The driving forces
Rising house prices, he explains, affect the way people act and the decisions they make. For example, in a rapidly rising market, buyers will look to get in as soon as possible for fear of being priced out. Sellers, on the other hand will tend to ask for higher prices and ultimately people will be more willing to get into debt to move up the housing ladder. He continues, “It is difficult to know how much expectations are driving the current market. But there is good reason to believe that a mutually reinforcing combination of strong demand, weak supply and expectations of a rising market could lead to a period of sustained and very powerful pressure on house prices in the UK.” Whether it poses a threat to financial stability, however, depends on whether that pressure leads to more transactions at higher prices and then to greater household debt and whether that is concentrated.
He is also concerned that the current low interest rates could mask the true cost of mortgages, thus pushing prices up even further.
He concedes that the new MMR rules in themselves may be helping to slow things down in the market and are likely to continue to do so, but remain as yet untested.
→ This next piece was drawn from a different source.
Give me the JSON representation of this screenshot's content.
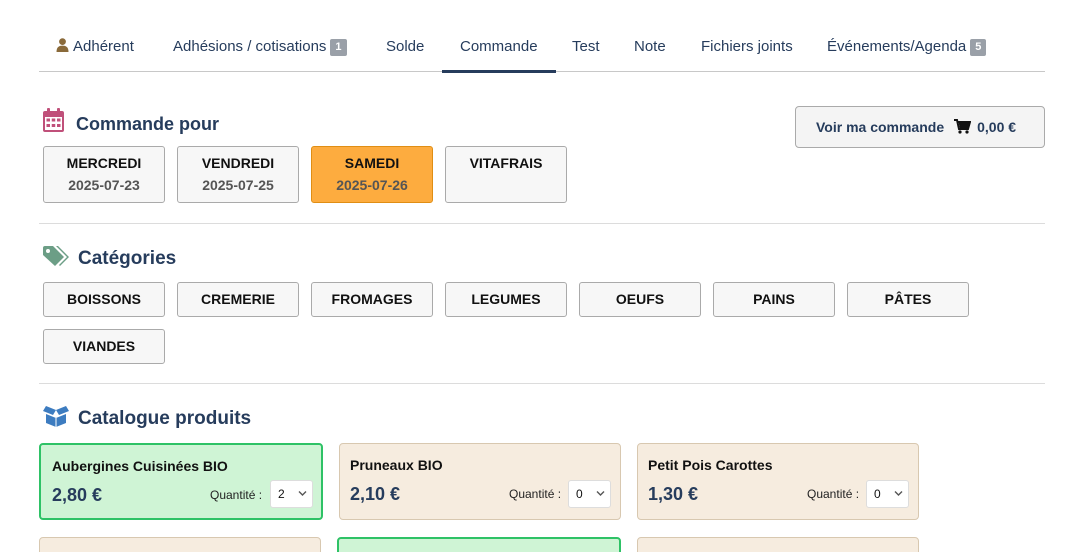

He says that the direct exposure of the financial system to the housing market and its resilience to a major housing shock must be at the forefront since mortgage lending constitutes two thirds of UK banks’ and building societies’ lending. To determine the system’s strength, eight UK lenders will be stress-tested this year based on the effects of a steep drop in house prices.
The withdrawal of funding for lending from the mortgage market in February was one of the first responses to the momentum in the market. The challenge for the FPC, however, is to determine whether it needs to take any further action – and if so, what – if momentum fails to dampen sufficiently. As Cunliffe says, the FPC will need to be vigilant and ready to act if it is to avoid what he refers to as “a movie that has been seen more than once in the UK.”